If you use this model, please cite the project and the underlying components:

```bibtex
@software{rasr,
  author = {Ding, James},
  title = {rasr: ATC ASR finetuning toolkit},
  url = {https://github.com/twangodev/rasr},
  year = {2026}
}
```

And the base model:

```bibtex
@misc{parakeet-tdt,
  author = {NVIDIA},
  title = {Parakeet-TDT-0.6B-v3},
  url = {https://huggingface.co/nvidia/parakeet-tdt-0.6b-v3}
}
```

And Llama 3.2 (training transcripts):

```bibtex
@misc{llama3.2,
  author = {{Meta AI}},
  title = {The Llama 3.2 Herd of Models},
  year = {2024},
  url = {https://ai.meta.com/blog/llama-3-2-connect-2024-vision-edge-mobile-devices/}
}
```

## License

Released under the **[Llama 3.2 Community License](https://github.com/meta-llama/llama-models/blob/main/models/llama3_2/LICENSE)** ("Built with Llama"). This is the binding upstream license because the training transcripts were generated by Llama 3.2, and the resulting model is treated as a derivative work of Llama Materials for licensing purposes.

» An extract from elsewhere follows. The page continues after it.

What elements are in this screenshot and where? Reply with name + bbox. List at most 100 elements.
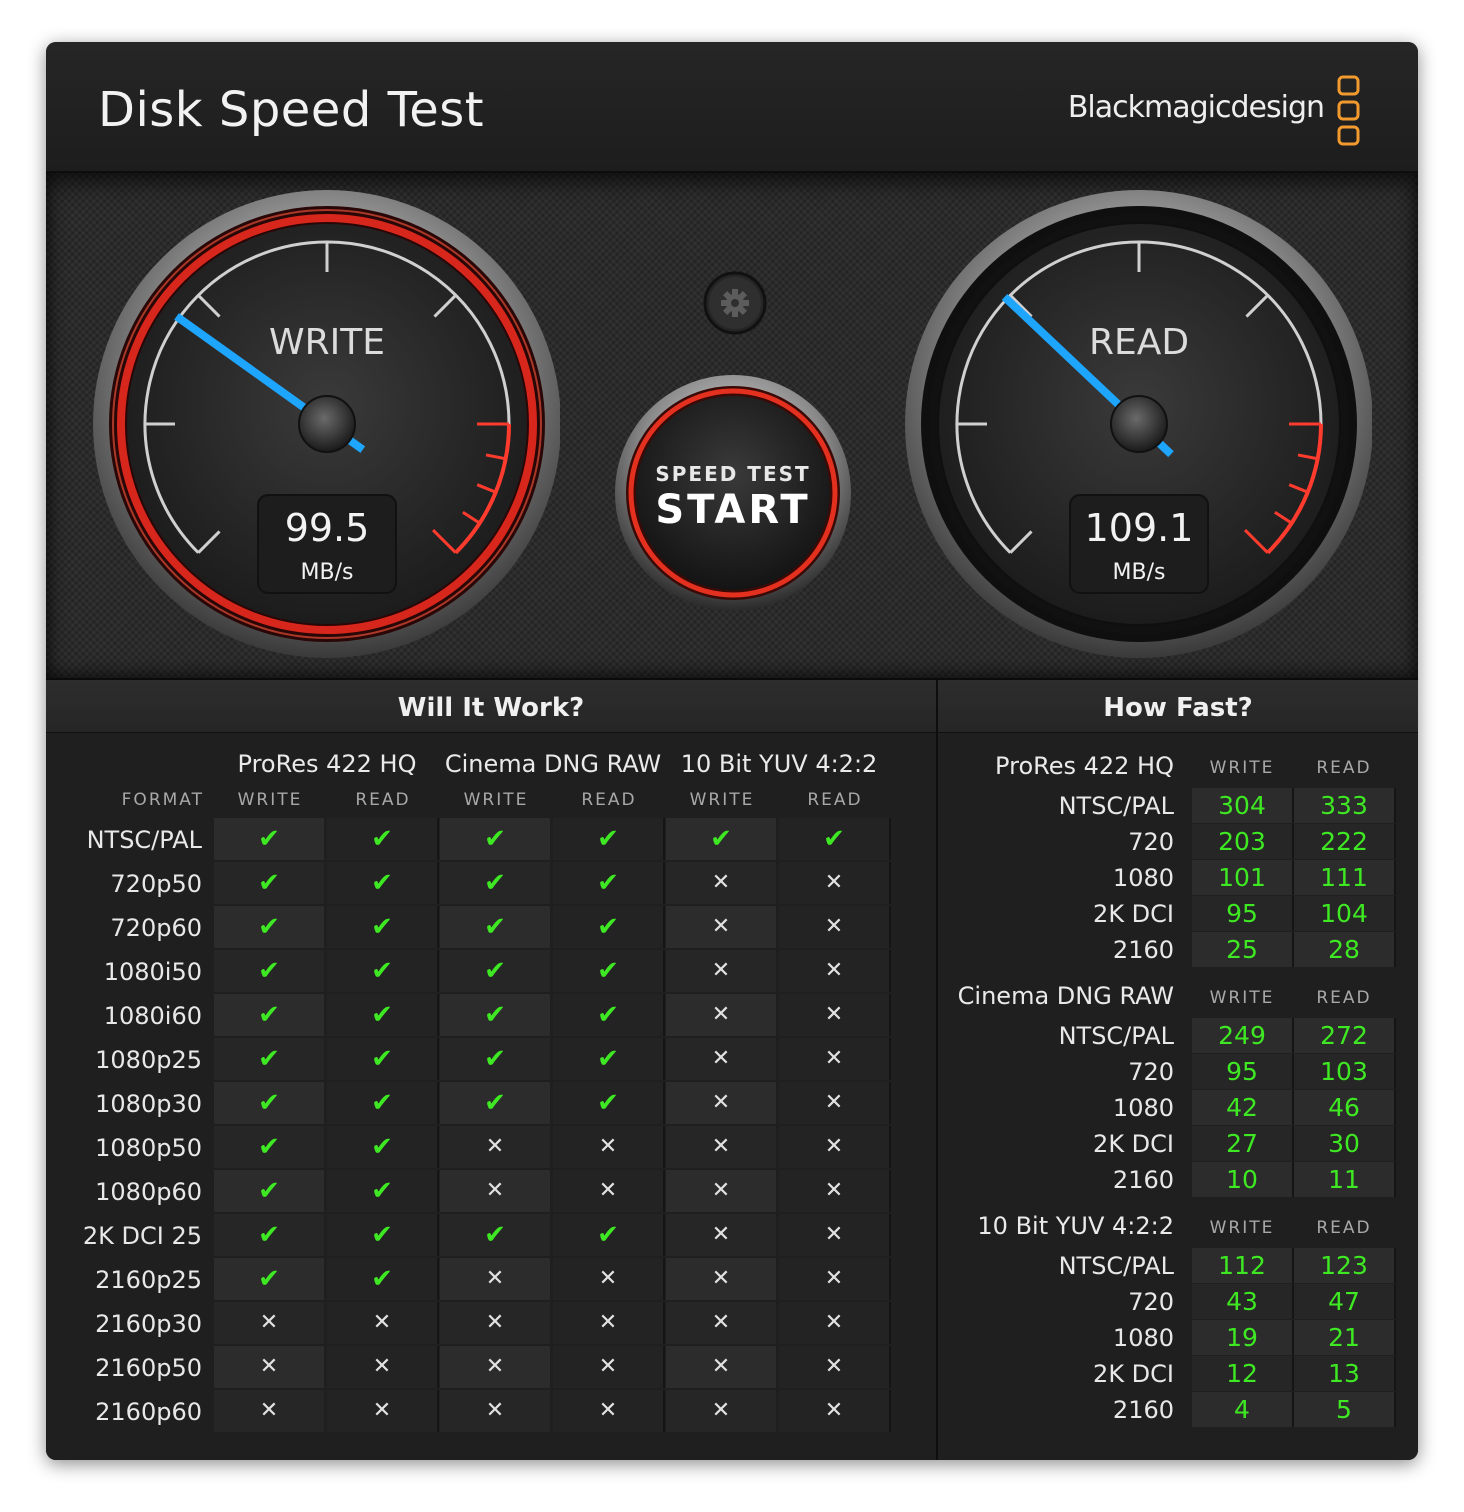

In addition to the Llama 3.2 terms, this model also inherits attribution and use requirements from its other parents:

- **Parakeet-TDT-0.6B-v3** ([CC-BY-4.0](https://creativecommons.org/licenses/by/4.0/), NVIDIA) — base model
- **ATCO2 corpus** (CC-BY-4.0) — real-data anchor (train split)
- **ATCOSIM corpus** (research use; see [source](https://www.spsc.tugraz.at/databases-and-tools/atcosim-air-traffic-control-simulation-speech-corpus.html))
- **radiotalk-us-audio-tada-noisy** (Llama 3.2 Community License — transcripts generated by Llama 3.2, audio synthesized via Tada) — synthetic training audio

To redistribute or deploy:
1. Include a copy of the Llama 3.2 Community License.
2. Display "Built with Llama" in your product / user interface / about page.
3. Comply with the [Llama 3.2 Acceptable Use Policy](https://github.com/meta-llama/llama-models/blob/main/models/llama3_2/USE_POLICY.md).
4. If your service exceeds 700M monthly active users, request a separate commercial license from Meta.

This is not legal advice. If you are deploying this model commercially or at scale, consult a lawyer regarding the interaction of the upstream licenses.